Pemimpin negara-negara maju juga mulai tidak satu kata. Dalam pertemuan Davos tersebut terlihat adanya perbedaan pendapat yang keras antara beberapa pemimpin negara di Uni Eropa. Misalnya, Kanselir Jerman Angela Merkel menganggap ke depan upaya penyelamatan ekonomi Eropa tanpa adanya sebuah kebijakan hutang lanjutan dari IMF.
Untuk itu, pendekatannya adalah penguatan performa sektor bisnis sebagai penyelamat. Alasannya, karena tidak memiliki risiko ketimbang memberikan hutang baru kepada negara-negara yang sedang mengalami krisis. Dengan demikian, negara yang sedang mengalami krisis seperti Yunani tidak akan mengalami beban hutang yang semakin besar dan lebih fokus menyelesaikan tunggakan hutang luar negerinya.
Pernyataan tersebut justru berseberangan dengan Presiden Prancis Nicholas Sarkozy yang menganggap bahwa kebijakan bail out berbentuk dana likuid masih cukup diperlukan. Hal ini untuk membantu sektor finansial di negara-negara yang sedang mengalami krisis.
Sebelum WEF digelar, Bloomberg juga mengadakan jajak pendapat. Ternyata mayoritas investor setuju bahwa ketimpangan pendapatan melukai ekonomi, dan pemerintah harus segera mengatasinya. Bahkan lebih dari 70% responden mengatakan sistem Kapitalisme berada dalam kubangan krisis. Sebanyak 32% responden menilai perlu perubahan radikal, sedangkan 39% lain menganggap gejolak akan memudar dengan sendirinya.
Investor juga menyuarakan kekhawatiran tentang peran industri keuangan dalam masyarakat. Mereka menilai bank memiliki kekuasaan terlalu besar atas pemerintah. Sementara itu, 70% dari mereka yang disurvei mengatakan bahwa penurunan ekonomi Eropa akan menyebabkan instabilitas sosial pada tahun 2012, termasuk menjalarnya kerusuhan.
Krisis Berulang
Apa yang terungkap dalam forum Davos menjadi fakta bahwa krisis ekonomi global kini memang sudah menghantui negara-negara dunia. WEF di Davos juga menjadi bukti terakhir gerakan kaum kapitalis menggugat sistem Kapitalisme dan pesimistis masyarakat Barat terhadap ideologi yang mereka terapkan.

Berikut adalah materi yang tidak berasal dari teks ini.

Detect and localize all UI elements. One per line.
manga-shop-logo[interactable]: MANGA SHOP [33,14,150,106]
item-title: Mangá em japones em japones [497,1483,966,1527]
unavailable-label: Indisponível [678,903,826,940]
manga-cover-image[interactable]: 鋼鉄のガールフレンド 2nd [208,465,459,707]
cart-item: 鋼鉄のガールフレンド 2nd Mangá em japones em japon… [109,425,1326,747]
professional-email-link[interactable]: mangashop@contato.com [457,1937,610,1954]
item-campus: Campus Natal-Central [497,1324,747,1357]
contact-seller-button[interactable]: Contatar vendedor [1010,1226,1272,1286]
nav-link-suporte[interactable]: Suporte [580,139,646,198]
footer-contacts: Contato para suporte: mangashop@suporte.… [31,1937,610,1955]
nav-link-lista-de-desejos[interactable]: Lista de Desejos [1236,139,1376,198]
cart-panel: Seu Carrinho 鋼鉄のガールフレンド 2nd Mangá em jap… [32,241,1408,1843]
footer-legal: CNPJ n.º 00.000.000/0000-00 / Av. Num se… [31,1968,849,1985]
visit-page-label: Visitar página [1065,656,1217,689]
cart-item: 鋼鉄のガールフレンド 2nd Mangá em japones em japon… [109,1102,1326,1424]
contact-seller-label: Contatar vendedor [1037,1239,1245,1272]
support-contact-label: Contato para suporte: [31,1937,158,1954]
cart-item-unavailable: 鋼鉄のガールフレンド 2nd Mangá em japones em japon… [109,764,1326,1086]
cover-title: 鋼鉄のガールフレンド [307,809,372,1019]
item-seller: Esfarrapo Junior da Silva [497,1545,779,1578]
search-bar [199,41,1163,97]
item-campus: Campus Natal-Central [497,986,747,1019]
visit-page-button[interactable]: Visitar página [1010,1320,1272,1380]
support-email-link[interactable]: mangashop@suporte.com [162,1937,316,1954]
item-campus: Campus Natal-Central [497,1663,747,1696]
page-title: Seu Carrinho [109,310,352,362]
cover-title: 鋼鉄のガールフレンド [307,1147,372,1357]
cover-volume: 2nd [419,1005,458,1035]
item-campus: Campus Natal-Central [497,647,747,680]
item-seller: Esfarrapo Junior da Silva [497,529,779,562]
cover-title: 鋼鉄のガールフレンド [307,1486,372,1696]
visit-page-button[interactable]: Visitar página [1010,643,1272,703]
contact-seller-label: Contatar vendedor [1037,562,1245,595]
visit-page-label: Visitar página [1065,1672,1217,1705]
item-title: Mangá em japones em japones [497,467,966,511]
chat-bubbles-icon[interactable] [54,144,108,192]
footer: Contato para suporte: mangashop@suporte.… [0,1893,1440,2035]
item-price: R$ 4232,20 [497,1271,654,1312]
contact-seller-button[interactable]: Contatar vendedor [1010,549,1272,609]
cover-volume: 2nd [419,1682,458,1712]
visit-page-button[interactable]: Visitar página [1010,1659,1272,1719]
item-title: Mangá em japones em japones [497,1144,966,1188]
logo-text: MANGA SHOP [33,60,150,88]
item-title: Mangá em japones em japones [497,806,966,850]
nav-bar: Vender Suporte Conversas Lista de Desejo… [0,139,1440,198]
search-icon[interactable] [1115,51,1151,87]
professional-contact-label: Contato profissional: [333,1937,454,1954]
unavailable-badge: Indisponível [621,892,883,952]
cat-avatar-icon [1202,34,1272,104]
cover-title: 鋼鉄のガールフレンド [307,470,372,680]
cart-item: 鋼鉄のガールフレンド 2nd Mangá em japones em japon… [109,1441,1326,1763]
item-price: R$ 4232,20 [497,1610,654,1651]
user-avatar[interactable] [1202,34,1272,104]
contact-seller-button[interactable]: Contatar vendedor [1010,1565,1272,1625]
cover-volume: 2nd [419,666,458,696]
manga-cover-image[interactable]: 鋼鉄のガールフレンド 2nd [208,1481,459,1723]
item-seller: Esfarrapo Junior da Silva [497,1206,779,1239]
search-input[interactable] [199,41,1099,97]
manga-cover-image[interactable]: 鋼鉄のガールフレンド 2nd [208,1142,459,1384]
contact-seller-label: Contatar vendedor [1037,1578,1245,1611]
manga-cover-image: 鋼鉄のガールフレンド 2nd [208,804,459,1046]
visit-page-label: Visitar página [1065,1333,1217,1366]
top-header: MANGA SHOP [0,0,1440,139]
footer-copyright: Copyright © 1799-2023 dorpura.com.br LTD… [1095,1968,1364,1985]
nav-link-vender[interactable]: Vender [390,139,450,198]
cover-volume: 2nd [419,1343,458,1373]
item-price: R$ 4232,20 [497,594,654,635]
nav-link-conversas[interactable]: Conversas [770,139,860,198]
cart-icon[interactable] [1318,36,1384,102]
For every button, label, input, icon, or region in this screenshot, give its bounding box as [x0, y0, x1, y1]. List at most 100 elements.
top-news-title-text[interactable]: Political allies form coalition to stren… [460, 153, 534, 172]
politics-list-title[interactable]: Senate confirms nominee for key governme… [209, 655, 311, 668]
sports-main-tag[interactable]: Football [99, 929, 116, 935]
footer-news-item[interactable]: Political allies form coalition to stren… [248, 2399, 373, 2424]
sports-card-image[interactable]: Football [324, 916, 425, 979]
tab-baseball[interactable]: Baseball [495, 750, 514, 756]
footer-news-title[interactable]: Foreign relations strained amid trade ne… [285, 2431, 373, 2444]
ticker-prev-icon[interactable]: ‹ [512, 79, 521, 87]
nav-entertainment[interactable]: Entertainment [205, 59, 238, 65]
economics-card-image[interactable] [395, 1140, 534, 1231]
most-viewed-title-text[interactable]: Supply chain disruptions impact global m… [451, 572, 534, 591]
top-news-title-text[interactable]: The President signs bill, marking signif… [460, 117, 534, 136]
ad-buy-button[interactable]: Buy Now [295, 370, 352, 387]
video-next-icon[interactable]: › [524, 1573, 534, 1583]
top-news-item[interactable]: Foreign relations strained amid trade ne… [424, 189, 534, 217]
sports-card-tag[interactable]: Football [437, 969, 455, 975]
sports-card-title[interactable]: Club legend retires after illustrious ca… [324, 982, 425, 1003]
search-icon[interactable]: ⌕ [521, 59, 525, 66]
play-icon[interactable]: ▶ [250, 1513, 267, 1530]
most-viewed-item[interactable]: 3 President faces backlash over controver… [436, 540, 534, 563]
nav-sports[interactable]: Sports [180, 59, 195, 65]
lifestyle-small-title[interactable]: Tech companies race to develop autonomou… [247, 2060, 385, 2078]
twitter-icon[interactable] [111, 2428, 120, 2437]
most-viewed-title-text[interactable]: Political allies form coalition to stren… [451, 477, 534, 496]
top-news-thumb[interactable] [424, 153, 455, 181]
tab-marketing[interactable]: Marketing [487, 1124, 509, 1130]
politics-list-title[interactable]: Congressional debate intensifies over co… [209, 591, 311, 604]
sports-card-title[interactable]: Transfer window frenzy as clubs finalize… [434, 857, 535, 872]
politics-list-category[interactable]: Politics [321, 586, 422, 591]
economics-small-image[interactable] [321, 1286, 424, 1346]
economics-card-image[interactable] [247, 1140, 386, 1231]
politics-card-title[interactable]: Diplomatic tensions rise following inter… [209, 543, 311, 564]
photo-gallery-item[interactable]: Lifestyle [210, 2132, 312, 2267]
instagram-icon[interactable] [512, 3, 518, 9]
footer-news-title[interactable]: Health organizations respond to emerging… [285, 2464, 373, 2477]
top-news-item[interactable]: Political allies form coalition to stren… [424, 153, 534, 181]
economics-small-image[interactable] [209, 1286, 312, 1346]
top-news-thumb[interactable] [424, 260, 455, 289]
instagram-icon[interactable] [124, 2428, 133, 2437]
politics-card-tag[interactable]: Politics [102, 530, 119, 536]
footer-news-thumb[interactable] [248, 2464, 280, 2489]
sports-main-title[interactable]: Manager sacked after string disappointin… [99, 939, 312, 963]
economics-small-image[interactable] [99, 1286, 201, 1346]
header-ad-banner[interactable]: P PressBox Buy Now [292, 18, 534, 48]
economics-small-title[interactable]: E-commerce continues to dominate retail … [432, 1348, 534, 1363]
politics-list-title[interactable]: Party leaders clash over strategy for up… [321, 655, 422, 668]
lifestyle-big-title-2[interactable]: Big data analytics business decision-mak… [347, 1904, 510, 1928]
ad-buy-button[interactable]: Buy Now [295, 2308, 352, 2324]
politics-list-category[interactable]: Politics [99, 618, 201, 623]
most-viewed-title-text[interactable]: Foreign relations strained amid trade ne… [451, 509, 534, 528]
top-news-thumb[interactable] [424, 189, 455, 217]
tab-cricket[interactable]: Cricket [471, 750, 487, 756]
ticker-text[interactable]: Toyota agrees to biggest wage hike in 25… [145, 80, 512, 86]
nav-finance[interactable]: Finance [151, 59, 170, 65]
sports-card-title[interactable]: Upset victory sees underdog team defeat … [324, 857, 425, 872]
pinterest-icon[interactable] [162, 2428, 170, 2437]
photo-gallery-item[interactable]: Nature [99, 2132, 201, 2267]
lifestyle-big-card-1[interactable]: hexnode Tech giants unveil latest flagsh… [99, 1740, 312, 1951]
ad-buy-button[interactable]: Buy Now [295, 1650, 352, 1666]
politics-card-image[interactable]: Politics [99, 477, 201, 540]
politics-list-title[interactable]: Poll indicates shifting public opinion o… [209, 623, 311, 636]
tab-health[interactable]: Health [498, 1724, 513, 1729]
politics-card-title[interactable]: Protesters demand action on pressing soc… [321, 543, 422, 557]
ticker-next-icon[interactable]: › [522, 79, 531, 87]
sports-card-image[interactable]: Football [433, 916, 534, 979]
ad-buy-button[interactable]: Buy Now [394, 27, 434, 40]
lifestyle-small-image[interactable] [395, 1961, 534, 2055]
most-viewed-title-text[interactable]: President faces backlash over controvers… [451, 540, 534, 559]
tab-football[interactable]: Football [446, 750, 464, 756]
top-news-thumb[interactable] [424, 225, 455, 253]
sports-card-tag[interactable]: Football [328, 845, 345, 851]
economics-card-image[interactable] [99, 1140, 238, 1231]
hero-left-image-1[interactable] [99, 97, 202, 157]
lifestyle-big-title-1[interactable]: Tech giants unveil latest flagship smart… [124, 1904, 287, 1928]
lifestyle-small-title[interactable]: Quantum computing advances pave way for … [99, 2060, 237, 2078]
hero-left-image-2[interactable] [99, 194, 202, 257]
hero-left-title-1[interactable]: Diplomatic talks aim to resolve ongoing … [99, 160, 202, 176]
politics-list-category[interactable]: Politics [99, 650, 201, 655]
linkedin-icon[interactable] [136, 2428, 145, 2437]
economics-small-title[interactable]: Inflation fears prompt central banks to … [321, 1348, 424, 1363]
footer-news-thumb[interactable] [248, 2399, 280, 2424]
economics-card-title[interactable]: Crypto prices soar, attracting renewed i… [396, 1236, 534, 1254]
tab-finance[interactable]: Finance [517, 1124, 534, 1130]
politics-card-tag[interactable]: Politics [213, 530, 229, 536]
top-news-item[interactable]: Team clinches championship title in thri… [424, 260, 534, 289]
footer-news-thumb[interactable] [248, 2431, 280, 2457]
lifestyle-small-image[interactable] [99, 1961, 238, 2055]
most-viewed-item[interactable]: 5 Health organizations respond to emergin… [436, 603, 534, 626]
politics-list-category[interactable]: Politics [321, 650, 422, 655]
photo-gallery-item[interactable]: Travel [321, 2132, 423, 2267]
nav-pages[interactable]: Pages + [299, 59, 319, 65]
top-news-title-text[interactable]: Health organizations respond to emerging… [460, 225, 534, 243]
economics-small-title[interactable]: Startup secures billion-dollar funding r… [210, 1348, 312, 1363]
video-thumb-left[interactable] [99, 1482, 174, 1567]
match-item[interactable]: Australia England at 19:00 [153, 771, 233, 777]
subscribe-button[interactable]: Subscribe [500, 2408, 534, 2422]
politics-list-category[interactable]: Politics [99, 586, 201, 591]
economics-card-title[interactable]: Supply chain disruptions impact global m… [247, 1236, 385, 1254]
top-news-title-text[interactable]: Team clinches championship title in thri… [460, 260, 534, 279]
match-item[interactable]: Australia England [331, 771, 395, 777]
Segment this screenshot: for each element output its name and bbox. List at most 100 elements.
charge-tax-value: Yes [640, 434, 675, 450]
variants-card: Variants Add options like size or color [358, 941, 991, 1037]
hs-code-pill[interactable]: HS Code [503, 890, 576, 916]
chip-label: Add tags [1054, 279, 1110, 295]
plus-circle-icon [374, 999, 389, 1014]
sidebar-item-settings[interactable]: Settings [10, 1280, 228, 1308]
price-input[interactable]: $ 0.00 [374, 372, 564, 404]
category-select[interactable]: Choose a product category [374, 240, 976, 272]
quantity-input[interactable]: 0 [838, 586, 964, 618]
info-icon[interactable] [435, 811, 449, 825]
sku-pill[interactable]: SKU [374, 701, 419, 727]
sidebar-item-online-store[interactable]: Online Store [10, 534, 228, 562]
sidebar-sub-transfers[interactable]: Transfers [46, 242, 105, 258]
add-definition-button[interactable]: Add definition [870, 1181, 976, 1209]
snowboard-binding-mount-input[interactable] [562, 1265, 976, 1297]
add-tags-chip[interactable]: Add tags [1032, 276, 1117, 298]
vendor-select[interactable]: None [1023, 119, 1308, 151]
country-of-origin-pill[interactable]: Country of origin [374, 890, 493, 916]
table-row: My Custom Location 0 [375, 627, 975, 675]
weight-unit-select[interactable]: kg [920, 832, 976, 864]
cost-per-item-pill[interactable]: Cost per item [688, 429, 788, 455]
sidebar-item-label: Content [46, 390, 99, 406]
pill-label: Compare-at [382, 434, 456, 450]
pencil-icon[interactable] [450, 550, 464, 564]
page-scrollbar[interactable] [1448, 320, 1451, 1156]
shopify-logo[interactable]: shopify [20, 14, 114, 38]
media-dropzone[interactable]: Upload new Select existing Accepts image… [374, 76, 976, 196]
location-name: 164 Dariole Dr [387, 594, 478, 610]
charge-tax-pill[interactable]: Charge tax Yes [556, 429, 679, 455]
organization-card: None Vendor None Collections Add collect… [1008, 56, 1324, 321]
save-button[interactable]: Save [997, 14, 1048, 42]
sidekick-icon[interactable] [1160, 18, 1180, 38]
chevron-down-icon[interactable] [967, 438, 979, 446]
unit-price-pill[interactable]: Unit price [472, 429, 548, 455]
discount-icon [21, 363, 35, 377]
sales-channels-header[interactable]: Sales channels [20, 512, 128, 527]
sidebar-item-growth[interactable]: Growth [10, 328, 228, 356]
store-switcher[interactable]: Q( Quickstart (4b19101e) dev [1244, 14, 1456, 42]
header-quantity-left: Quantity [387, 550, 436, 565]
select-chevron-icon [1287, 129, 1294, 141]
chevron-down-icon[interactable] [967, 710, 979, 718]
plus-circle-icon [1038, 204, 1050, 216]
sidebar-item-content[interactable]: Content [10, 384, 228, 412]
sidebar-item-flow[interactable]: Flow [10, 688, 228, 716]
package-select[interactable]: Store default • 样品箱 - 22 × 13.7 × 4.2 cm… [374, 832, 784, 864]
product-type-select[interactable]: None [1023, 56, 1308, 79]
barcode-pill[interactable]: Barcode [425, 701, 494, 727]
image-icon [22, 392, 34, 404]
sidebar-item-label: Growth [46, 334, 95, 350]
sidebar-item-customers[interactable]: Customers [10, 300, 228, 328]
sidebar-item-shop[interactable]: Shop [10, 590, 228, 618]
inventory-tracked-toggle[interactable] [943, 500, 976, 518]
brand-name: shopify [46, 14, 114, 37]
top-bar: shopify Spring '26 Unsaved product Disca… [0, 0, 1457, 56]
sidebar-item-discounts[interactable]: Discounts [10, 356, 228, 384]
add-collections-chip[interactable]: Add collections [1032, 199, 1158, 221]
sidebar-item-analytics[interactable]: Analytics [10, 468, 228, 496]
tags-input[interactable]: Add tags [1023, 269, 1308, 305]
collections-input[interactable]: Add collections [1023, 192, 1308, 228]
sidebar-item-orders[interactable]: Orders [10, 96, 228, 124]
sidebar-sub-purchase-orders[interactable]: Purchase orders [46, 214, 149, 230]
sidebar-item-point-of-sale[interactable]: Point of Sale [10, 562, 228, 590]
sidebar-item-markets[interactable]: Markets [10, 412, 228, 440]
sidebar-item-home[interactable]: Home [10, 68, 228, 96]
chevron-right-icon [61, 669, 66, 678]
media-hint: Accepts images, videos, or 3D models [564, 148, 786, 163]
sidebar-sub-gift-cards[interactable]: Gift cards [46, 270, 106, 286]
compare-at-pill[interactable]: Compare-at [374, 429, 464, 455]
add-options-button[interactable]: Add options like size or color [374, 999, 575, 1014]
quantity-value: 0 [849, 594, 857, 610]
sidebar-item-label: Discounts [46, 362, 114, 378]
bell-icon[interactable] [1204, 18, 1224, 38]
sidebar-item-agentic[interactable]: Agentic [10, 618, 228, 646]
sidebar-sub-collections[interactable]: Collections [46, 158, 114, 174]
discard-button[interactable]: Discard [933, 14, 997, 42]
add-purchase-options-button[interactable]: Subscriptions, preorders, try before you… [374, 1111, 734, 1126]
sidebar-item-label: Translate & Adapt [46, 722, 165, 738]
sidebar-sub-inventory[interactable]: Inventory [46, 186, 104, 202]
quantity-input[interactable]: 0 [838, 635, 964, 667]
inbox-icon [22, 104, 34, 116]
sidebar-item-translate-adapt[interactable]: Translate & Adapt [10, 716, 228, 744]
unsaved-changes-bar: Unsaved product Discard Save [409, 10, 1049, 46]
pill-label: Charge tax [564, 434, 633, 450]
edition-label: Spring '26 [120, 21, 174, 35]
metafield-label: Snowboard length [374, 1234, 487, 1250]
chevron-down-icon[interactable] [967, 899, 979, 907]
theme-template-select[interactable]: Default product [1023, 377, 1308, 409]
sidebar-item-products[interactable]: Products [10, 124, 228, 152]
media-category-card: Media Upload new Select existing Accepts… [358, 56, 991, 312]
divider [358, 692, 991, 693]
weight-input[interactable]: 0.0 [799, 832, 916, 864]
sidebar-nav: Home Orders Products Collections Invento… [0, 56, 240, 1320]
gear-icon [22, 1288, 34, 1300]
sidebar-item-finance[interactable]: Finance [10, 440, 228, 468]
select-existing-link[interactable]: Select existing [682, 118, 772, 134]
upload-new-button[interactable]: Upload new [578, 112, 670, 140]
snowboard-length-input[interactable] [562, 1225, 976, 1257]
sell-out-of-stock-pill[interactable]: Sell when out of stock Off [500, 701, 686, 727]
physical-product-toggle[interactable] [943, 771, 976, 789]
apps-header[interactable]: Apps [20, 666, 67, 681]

Krisis ekonomi yang menimpa sistem Kapitalisme telah terjadi berulang-ulang. Krisis yang dimulai dari Negara Paman Sam Amerika Serikat (AS) pada 2007 kemudian menjalar ke negara-negara lain di dunia. Eropa adalah benua yang paling terasa mengalami dampak krisis.
Seperti diketahui, ketika AS dilanda krisis, banyak kalangan yang tak menyangka. Sebagai pemilik ekonomi terbesar di dunia dengan nilai GDP sekitar 13,7 triliun dolar AS, ternyata negeri Paman Sam itu sangat rapuh. Penyebab krisis ekonomi AS adalah penumpukan hutang hingga 8.98 triliun dolar AS, pengurangan pajak korporasi serta pembengkakan biaya Perang Irak dan Afganistan. Bahkan yang paling krusial adalah Subprime Mortgage, yakni kerugian surat berharga properti. Kondisi itu kemudian membuat bangkrut Lehman Brothers, Merryl Lynch, Goldman Sachs, Northern Rock,UBS, Mitsubishi UF, dan yang lainnya.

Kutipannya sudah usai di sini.